More than 22,000 construction and engineering jobs could be lost in the North next year if economic conditions don’t improve, industry representatives warned today.
Around 4,000 building jobs have already fallen victim to the credit crunch in the last 12 months, according the Construction of Employers’ Federation.
A survey of housebuilders commissioned by CEF estimated that between 4,000 to 5,000 more jobs in their sector could go next on the year while civil engineering firms predicted a staggering 18,000 redundancies in 2009.
The gloomy forecasts are based on the ongoing slowdown in the housing market and the prospect of fewer major infrastructure developments being undertaken by the government in the coming 12 months.
John Armstrong CEF managing director said the situation was at crisis point.
“Our survey shows that thousands of jobs have been lost, more are under threat and that the industry is planning to cut back on recruitment of apprentices, which will impact on the industry even further when recovery comes,” he said.
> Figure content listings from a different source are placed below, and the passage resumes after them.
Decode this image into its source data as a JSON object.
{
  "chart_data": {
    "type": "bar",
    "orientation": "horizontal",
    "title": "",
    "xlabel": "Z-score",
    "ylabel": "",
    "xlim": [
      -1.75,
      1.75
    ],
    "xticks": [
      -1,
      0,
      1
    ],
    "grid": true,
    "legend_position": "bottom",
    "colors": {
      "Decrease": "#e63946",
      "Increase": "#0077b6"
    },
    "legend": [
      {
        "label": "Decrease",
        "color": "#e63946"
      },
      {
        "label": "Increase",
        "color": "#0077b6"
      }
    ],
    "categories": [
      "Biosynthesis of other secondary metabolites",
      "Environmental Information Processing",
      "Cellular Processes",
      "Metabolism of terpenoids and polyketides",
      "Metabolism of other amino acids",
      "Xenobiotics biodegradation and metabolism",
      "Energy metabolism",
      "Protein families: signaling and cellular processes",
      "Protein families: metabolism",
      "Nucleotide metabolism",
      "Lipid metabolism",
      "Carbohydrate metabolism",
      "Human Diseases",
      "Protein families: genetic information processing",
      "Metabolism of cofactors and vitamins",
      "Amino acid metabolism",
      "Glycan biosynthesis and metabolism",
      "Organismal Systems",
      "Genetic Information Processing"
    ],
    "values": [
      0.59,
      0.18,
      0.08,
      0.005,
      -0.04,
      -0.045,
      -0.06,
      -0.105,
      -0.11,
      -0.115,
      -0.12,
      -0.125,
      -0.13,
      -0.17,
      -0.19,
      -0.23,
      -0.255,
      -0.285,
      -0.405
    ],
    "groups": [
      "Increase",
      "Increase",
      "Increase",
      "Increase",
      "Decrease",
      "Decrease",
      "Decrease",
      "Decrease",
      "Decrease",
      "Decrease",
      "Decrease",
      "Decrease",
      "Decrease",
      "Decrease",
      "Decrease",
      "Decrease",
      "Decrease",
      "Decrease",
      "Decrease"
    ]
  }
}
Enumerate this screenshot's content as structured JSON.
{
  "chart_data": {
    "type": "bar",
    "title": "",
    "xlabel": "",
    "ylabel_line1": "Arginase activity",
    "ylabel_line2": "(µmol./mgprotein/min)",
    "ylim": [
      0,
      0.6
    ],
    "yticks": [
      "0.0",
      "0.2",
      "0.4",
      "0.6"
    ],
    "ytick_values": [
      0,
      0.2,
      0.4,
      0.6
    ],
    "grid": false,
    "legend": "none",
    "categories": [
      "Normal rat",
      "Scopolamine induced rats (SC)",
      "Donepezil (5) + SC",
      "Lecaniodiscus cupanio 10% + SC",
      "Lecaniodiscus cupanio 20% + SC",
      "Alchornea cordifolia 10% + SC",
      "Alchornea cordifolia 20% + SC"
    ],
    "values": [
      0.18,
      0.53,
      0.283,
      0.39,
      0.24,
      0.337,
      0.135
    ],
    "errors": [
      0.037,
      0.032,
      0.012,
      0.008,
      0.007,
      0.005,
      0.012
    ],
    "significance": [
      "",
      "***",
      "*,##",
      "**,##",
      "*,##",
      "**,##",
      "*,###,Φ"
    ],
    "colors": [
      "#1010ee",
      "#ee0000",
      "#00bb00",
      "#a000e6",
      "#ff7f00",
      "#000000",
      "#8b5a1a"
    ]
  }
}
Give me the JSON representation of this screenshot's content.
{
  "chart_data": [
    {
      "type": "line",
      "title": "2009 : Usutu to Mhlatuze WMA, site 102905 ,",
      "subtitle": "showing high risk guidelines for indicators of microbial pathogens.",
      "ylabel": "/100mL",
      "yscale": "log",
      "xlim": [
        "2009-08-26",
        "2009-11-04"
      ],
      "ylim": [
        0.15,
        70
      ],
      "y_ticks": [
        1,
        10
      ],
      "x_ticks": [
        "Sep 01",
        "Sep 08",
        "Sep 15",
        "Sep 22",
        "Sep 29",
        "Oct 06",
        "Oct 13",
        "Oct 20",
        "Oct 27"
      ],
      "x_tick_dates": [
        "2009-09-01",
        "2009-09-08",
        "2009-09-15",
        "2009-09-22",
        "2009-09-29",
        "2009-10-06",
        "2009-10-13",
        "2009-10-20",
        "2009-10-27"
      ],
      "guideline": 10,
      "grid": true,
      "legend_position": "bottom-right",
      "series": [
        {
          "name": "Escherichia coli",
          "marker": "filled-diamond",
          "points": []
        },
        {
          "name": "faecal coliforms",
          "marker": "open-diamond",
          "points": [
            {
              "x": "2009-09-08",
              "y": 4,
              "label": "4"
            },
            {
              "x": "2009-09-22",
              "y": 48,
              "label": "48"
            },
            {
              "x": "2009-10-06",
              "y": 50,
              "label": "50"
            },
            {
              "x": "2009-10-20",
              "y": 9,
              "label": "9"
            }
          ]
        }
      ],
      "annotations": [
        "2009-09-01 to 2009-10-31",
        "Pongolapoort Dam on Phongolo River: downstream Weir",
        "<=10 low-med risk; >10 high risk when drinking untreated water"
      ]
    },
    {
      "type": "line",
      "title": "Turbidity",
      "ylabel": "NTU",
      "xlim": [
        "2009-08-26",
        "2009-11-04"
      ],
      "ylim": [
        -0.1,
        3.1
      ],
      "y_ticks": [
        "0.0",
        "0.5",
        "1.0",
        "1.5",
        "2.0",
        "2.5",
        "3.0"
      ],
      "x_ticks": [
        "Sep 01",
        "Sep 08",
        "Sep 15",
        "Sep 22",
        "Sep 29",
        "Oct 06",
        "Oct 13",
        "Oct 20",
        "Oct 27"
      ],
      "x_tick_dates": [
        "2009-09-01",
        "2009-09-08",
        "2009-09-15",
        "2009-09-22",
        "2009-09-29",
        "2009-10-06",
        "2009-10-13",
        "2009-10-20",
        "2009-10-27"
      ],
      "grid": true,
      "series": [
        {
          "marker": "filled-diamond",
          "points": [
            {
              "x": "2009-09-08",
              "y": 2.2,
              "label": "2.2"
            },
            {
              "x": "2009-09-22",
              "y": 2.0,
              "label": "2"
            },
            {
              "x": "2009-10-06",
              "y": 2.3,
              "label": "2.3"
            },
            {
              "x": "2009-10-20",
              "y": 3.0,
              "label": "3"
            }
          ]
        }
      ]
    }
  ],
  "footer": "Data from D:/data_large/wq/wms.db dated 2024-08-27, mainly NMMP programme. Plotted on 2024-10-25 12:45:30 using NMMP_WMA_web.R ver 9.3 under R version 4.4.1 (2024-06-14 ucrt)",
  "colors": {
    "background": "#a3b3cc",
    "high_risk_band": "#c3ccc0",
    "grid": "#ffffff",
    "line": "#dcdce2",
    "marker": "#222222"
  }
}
“We urge the Executive to formulate a programme to encourage first-time buyers, stimulate socially-affordable housing projects and accelerate procurement of ISNI (Investment Strategy for Northern Ireland) projects.
“This sector has been a major driver of growth over the past decade, to let it collapse now would take a generation to recover.”
The CEF is the only certified employers organisation for the construction contracting industry based in the North.
It has a membership of approximately 1,300 companies across all sectors of the industry from civil engineering to general construction, house building and maintenance and repair companies.
Federation member companies account for just over 72% of the North's total construction output.